Putins Krieg wird Hunger und Elend weit entfernt von der Ukraine verursachen. Eine Priorität unserer internationalen Zusammenarbeit muss sein, den Menschen zu helfen, die aktuell nicht im Fokus unserer Aufmerksamkeit stehen. Dabei gilt auch: So wie Deutschland unabhängig von russischer Energie werden muss, so müssen Länder des Globalen Südens in die Lage versetzt werden, unabhängig von Lebensmittelimporten zu werden. Dabei unterstützen wir sie mit unserer Entwicklungszusammenarbeit und wollen dies auch weiterhin massiv tun.
(Beifall bei Abgeordneten des BÜNDNISSES 90/DIE GRÜNEN und der FDP)
Durch den Klimawandel haben Dürren, Fluten und Missernten, insbesondere im Globalen Süden, bereits dramatisch zugenommen. Die Versorgungslage ist vielerorts prekär. Hilfe bei der Anpassung der Produktion an neue klimatische Realitäten und Herausforderungen wird dringend benötigt. Diese Hilfe lindert den Hunger und begleitet den Übergang von der Krise zur Stabilität. Die Förderung, lokale Landwirtschaften anzupassen, muss ein Eckpfeiler unseres Engagements sein. Dazu gehören Klimapartnerschaften ebenso wie die Unterstützung beim Aufbau einer eigenen Impfstoffproduktion. Wir können und wir dürfen deshalb nicht sparen. Im Gegenteil: Mittel für den Einzelplan 23 sind wohlinvestiertes Geld: im Interesse der Partnerländer, im Interesse der multilateralen Zusammenarbeit und in unserem ureigenen Interesse.
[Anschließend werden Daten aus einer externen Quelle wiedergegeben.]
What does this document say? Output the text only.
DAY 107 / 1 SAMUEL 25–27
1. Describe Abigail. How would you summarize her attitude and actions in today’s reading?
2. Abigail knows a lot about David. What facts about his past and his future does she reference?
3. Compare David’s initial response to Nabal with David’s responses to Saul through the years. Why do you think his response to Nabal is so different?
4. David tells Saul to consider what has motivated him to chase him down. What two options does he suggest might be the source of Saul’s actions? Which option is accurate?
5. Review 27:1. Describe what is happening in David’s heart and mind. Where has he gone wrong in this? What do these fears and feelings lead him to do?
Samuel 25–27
(Beifall bei der SPD sowie bei Abgeordneten des BÜNDNISSES 90/DIE GRÜNEN)
In dieser neuen Krise müssen wir die Bedarfe des BMZ und damit des Einzelplans 23 neu beurteilen und wo nötig anpassen. Alle demokratischen Entwicklungspolitiker/-innen sind sich einig, dass jetzt auf der Grundlage von sehr realen und existenziellen Bedarfen geplant, nachgesteuert und entsprechend finanziert werden muss. Kollege Gröhe, Sie sind ein aufrechter Entwicklungspolitiker, das weiß ich wohl; aber auch Sie wissen, dass es nicht unsere Entwicklungsministerin war, die die ersten 100 Tage dazu genutzt hat, überall den Kürzungsstift anzusetzen, sondern dass wir gemeinsam für 2020 und 2021 einen sehr viel höheren Haushaltsplan aufgestellt haben, unter anderem wegen Covid. Wir hatten die offensichtlich falsche Hoffnung, dass diese Krise bereits vorbei sein würde. Wir müssen heute feststellen: Zu dieser Krise ist eine weitere, noch globalere Krise dazugekommen, und deshalb können wir und wollen wir das so nicht stehen lassen und hoffen auf Ihre Unterstützung.
(Beifall bei der SPD sowie bei Abgeordneten des BÜNDNISSES 90/DIE GRÜNEN und der FDP – Patrick Schnieder [CDU/CSU]: Und deshalb kürzen Sie?)
Meine Damen und Herren, der Krieg in der Ukraine ist auch ein Konflikt zwischen Demokratie und Autokratie, zwischen Freiheit und Diktatur. Freiheitliche Gesellschaften, Demokratie, Menschenrechtsaktivisten und die Meinungsfreiheit sind fast weltweit unter Druck. Autoritäre Regime fahren immer massivere Desinformationskampagnen. Diese sollen die Zivilgesellschaft spalten und sie schwächen. Deshalb muss unsere Entwicklungszusammenarbeit auch unsere Werte deutlich machen und unterstützen. Die Förderung von Demokratie und Zivilgesellschaft muss Grundpfeiler unserer Arbeit bleiben.
(Beifall bei der SPD sowie bei Abgeordneten des BÜNDNISSES 90/DIE GRÜNEN)
Übrigens: Bundesministerin Svenja Schulze nimmt auch endlich die Frauen in den Fokus ihrer Entwicklungspolitik. Wer darüber spottet, hat keine Ahnung von Entwicklungspolitik,
(Beifall bei der SPD und dem BÜNDNIS 90/DIE GRÜNEN)
hat keine Vorstellung davon, wie entscheidend sich Entwicklungsländer wirtschaftlich und gesellschaftlich verändern, wenn Frauen entsprechend beteiligt sind. Frauen halten die Familien zusammen, Frauen halten die Gesellschaft zusammen.
Frau Kollegin.
Deshalb: Wer die feministische Entwicklungspolitik – und übrigens auch die feministische Außenpolitik – verlacht, der verlacht die Leistungen von Frauen weltweit.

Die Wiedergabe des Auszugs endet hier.